Infor Public Sector uses planning condition types to define the planning conditions, or conditions of approval, on plans for large-scale construction projects, such as subdivisions or shopping centers.

These planning conditions are then passed down from a planning application to its child project and building applications to enforce the guidelines set out by the plan. For example, Infor Public Sector can automatically assign a planning condition from a parent planning application to a child building application. Members of your agency can also manually add planning conditions.

You can set up two kinds of planning condition types: informational and requirement.

An informational planning condition contains important information your agency wants to supply to applicants or staff members who might be working with an application that has the planning condition. For example, you might create a planning condition that instructs a Permitting department to waive a condition that is usually set on a building application in favor of a revised condition set forth through its parent planning application.

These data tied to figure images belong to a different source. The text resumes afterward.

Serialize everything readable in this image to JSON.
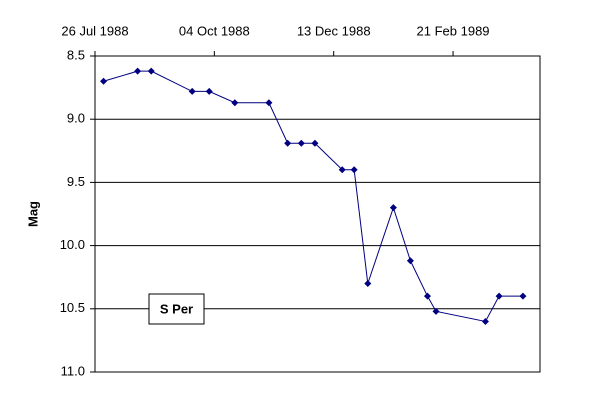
{
  "chart_data": {
    "type": "line",
    "annotation": "S Per",
    "y_label": "Mag",
    "x": [
      "1988-07-31",
      "1988-08-20",
      "1988-08-28",
      "1988-09-21",
      "1988-10-01",
      "1988-10-16",
      "1988-11-05",
      "1988-11-16",
      "1988-11-24",
      "1988-12-02",
      "1988-12-18",
      "1988-12-25",
      "1989-01-02",
      "1989-01-17",
      "1989-01-27",
      "1989-02-06",
      "1989-02-11",
      "1989-03-12",
      "1989-03-20",
      "1989-04-03"
    ],
    "series": [
      {
        "color": "#000080",
        "values": [
          8.7,
          8.62,
          8.62,
          8.78,
          8.78,
          8.87,
          8.87,
          9.19,
          9.19,
          9.19,
          9.4,
          9.4,
          10.3,
          9.7,
          10.12,
          10.4,
          10.52,
          10.6,
          10.4,
          10.4
        ]
      }
    ],
    "xlim": [
      "1988-07-26",
      "1989-04-13"
    ],
    "xticks": [
      {
        "value": "1988-07-26",
        "label": "26 Jul 1988"
      },
      {
        "value": "1988-10-04",
        "label": "04 Oct 1988"
      },
      {
        "value": "1988-12-13",
        "label": "13 Dec 1988"
      },
      {
        "value": "1989-02-21",
        "label": "21 Feb 1989"
      }
    ],
    "x_axis_position": "top",
    "ylim": [
      8.5,
      11.0
    ],
    "y_inverted": true,
    "yticks": [
      8.5,
      {
        "value": 9.0,
        "label": "9.0"
      },
      9.5,
      {
        "value": 10.0,
        "label": "10.0"
      },
      10.5,
      {
        "value": 11.0,
        "label": "11.0"
      }
    ],
    "grid": true
  }
}
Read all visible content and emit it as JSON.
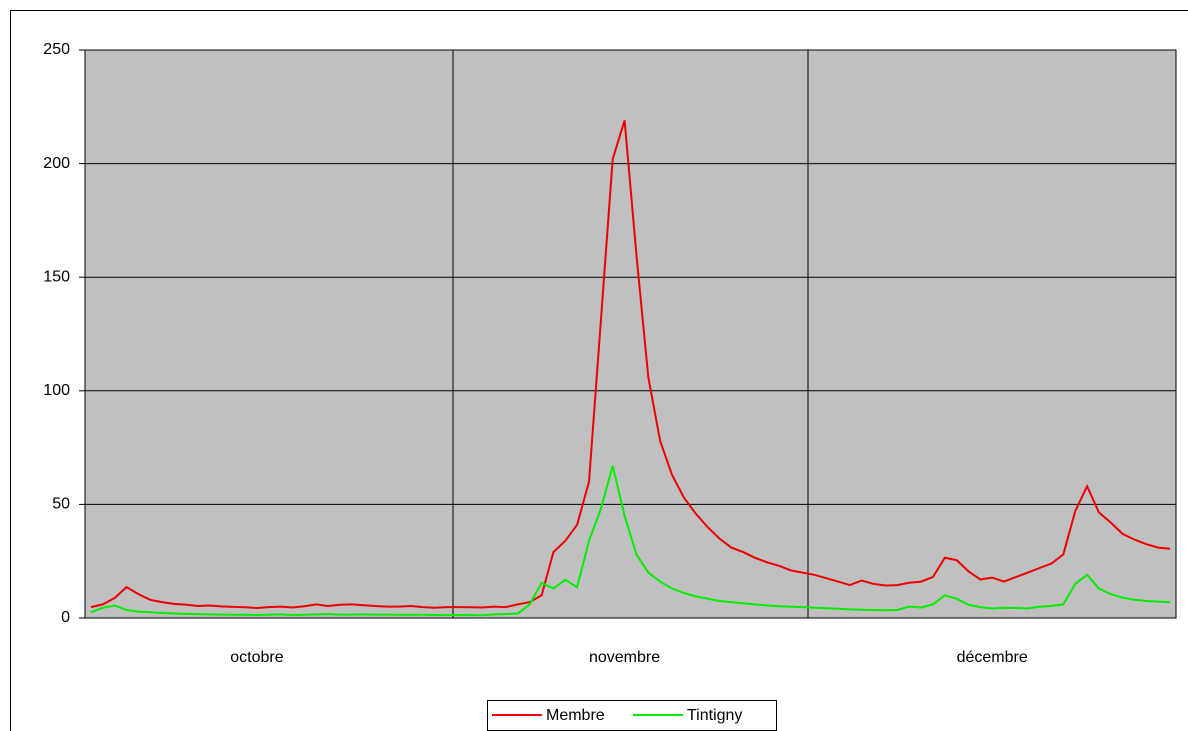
{
  "chart_data": {
    "type": "line",
    "categories": [
      null,
      null,
      null,
      null,
      null,
      null,
      null,
      null,
      null,
      null,
      null,
      null,
      null,
      null,
      "octobre",
      null,
      null,
      null,
      null,
      null,
      null,
      null,
      null,
      null,
      null,
      null,
      null,
      null,
      null,
      null,
      null,
      null,
      null,
      null,
      null,
      null,
      null,
      null,
      null,
      null,
      null,
      null,
      null,
      null,
      null,
      "novembre",
      null,
      null,
      null,
      null,
      null,
      null,
      null,
      null,
      null,
      null,
      null,
      null,
      null,
      null,
      null,
      null,
      null,
      null,
      null,
      null,
      null,
      null,
      null,
      null,
      null,
      null,
      null,
      null,
      null,
      null,
      "décembre",
      null,
      null,
      null,
      null,
      null,
      null,
      null,
      null,
      null,
      null,
      null,
      null,
      null,
      null,
      null
    ],
    "series": [
      {
        "name": "Membre",
        "color": "#ee0000",
        "values": [
          4.8,
          6,
          8.8,
          13.6,
          10.5,
          8,
          7,
          6.2,
          5.9,
          5.3,
          5.5,
          5.1,
          4.9,
          4.7,
          4.4,
          4.8,
          5,
          4.6,
          5.2,
          6,
          5.3,
          5.8,
          6,
          5.6,
          5.3,
          5,
          5,
          5.3,
          4.8,
          4.5,
          4.8,
          4.8,
          4.7,
          4.6,
          5,
          4.8,
          6,
          7,
          10,
          29,
          34,
          41,
          60,
          131,
          202,
          219,
          160,
          106,
          78,
          63,
          53,
          46,
          40,
          35,
          31,
          29,
          26.5,
          24.5,
          23,
          21,
          20,
          19,
          17.5,
          16,
          14.5,
          16.5,
          15,
          14.3,
          14.5,
          15.5,
          16,
          18,
          26.5,
          25.5,
          20.5,
          17,
          17.8,
          16,
          18,
          20,
          22,
          24,
          28,
          47,
          58,
          46.5,
          42,
          37,
          34.5,
          32.5,
          31,
          30.5
        ]
      },
      {
        "name": "Tintigny",
        "color": "#00ee00",
        "values": [
          2.5,
          4.5,
          5.5,
          3.5,
          2.8,
          2.5,
          2.2,
          2,
          1.8,
          1.7,
          1.6,
          1.5,
          1.4,
          1.4,
          1.3,
          1.4,
          1.6,
          1.3,
          1.4,
          1.6,
          1.7,
          1.5,
          1.5,
          1.6,
          1.5,
          1.5,
          1.4,
          1.4,
          1.4,
          1.3,
          1.3,
          1.3,
          1.3,
          1.2,
          1.6,
          1.7,
          2,
          6,
          15.5,
          13,
          16.8,
          13.5,
          34,
          48,
          67,
          45,
          28,
          20,
          16,
          13,
          11,
          9.5,
          8.5,
          7.5,
          7,
          6.5,
          6,
          5.5,
          5.2,
          5,
          4.8,
          4.5,
          4.3,
          4.1,
          3.8,
          3.6,
          3.5,
          3.4,
          3.5,
          5,
          4.6,
          6,
          10,
          8.5,
          5.8,
          4.8,
          4.2,
          4.5,
          4.4,
          4.2,
          5,
          5.3,
          6,
          15,
          19,
          13,
          10.5,
          9,
          8,
          7.5,
          7.2,
          7
        ]
      }
    ],
    "ylim": [
      0,
      250
    ],
    "yticks": [
      0,
      50,
      100,
      150,
      200,
      250
    ],
    "grid": true,
    "legend": "bottom"
  }
}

A requirement planning condition sets requirements on any application that has the planning condition. For example, you could create a requirement planning condition that halts the permitting process on a commercial complex until your department verifies that a prescribed amount of open space has been set aside.

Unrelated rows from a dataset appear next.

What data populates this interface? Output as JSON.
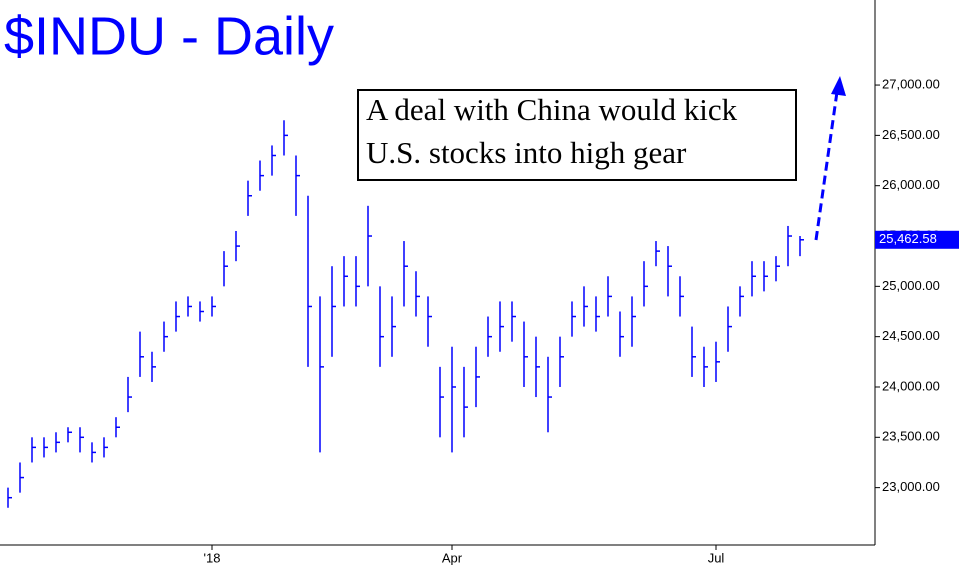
{
  "chart_data": {
    "type": "hlc",
    "title": "$INDU - Daily",
    "annotation": [
      "A deal with China would kick",
      "U.S. stocks into high gear"
    ],
    "color": "#0000ff",
    "categories": [
      null,
      null,
      null,
      null,
      null,
      null,
      null,
      null,
      null,
      null,
      null,
      null,
      null,
      null,
      null,
      null,
      null,
      "'18",
      null,
      null,
      null,
      null,
      null,
      null,
      null,
      null,
      null,
      null,
      null,
      null,
      null,
      null,
      null,
      null,
      null,
      null,
      null,
      "Apr",
      null,
      null,
      null,
      null,
      null,
      null,
      null,
      null,
      null,
      null,
      null,
      null,
      null,
      null,
      null,
      null,
      null,
      null,
      null,
      null,
      null,
      "Jul",
      null,
      null,
      null,
      null,
      null,
      null,
      null
    ],
    "high": [
      23000,
      23250,
      23500,
      23500,
      23550,
      23600,
      23600,
      23450,
      23500,
      23700,
      24100,
      24550,
      24350,
      24650,
      24850,
      24900,
      24850,
      24900,
      25350,
      25550,
      26050,
      26250,
      26400,
      26650,
      26300,
      25900,
      24900,
      25200,
      25300,
      25300,
      25800,
      25000,
      24900,
      25450,
      25150,
      24900,
      24200,
      24400,
      24200,
      24400,
      24700,
      24850,
      24850,
      24650,
      24500,
      24300,
      24500,
      24850,
      25000,
      24900,
      25100,
      24750,
      24900,
      25250,
      25450,
      25400,
      25100,
      24600,
      24400,
      24450,
      24800,
      25000,
      25250,
      25250,
      25300,
      25600,
      25500
    ],
    "low": [
      22800,
      22950,
      23250,
      23300,
      23350,
      23450,
      23350,
      23250,
      23300,
      23500,
      23750,
      24100,
      24050,
      24350,
      24550,
      24700,
      24650,
      24700,
      25000,
      25250,
      25700,
      25950,
      26100,
      26300,
      25700,
      24200,
      23350,
      24300,
      24800,
      24800,
      25000,
      24200,
      24300,
      24800,
      24700,
      24400,
      23500,
      23350,
      23500,
      23800,
      24300,
      24350,
      24450,
      24000,
      23900,
      23550,
      24000,
      24500,
      24600,
      24550,
      24700,
      24300,
      24400,
      24800,
      25200,
      24900,
      24700,
      24100,
      24000,
      24050,
      24350,
      24700,
      24900,
      24950,
      25050,
      25200,
      25300
    ],
    "close": [
      22900,
      23100,
      23400,
      23400,
      23450,
      23550,
      23500,
      23350,
      23400,
      23600,
      23900,
      24300,
      24200,
      24500,
      24700,
      24800,
      24750,
      24800,
      25200,
      25400,
      25900,
      26100,
      26300,
      26500,
      26100,
      24800,
      24200,
      24800,
      25100,
      25000,
      25500,
      24500,
      24600,
      25200,
      24900,
      24700,
      23900,
      24000,
      23800,
      24100,
      24500,
      24600,
      24700,
      24300,
      24200,
      23900,
      24300,
      24700,
      24800,
      24700,
      24900,
      24500,
      24700,
      25000,
      25350,
      25200,
      24900,
      24300,
      24200,
      24250,
      24600,
      24900,
      25100,
      25100,
      25200,
      25500,
      25462.58
    ],
    "last_price": {
      "value": 25462.58,
      "label": "25,462.58"
    },
    "ylim": [
      22430,
      27845
    ],
    "yticks": [
      {
        "value": 23000,
        "label": "23,000.00"
      },
      {
        "value": 23500,
        "label": "23,500.00"
      },
      {
        "value": 24000,
        "label": "24,000.00"
      },
      {
        "value": 24500,
        "label": "24,500.00"
      },
      {
        "value": 25000,
        "label": "25,000.00"
      },
      {
        "value": 25500,
        "label": "25,500.00"
      },
      {
        "value": 26000,
        "label": "26,000.00"
      },
      {
        "value": 26500,
        "label": "26,500.00"
      },
      {
        "value": 27000,
        "label": "27,000.00"
      }
    ]
  }
}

Planning conditions can also include inheritance rules that automatically add the planning conditions to the appropriate child applications, and activation rules that establish the deadline for the planning condition to be removed or met.

Inheritance rules, activation rules, and statuses are defined separately from a planning condition type, so you can reuse them with any planning condition.

Members of your agency with the appropriate access rights can also tailor a planning condition for individual applications without affecting its definition in the Planning Condition Library. Your agency can thus create a set of common planning condition types that can then been tailored for individual applications.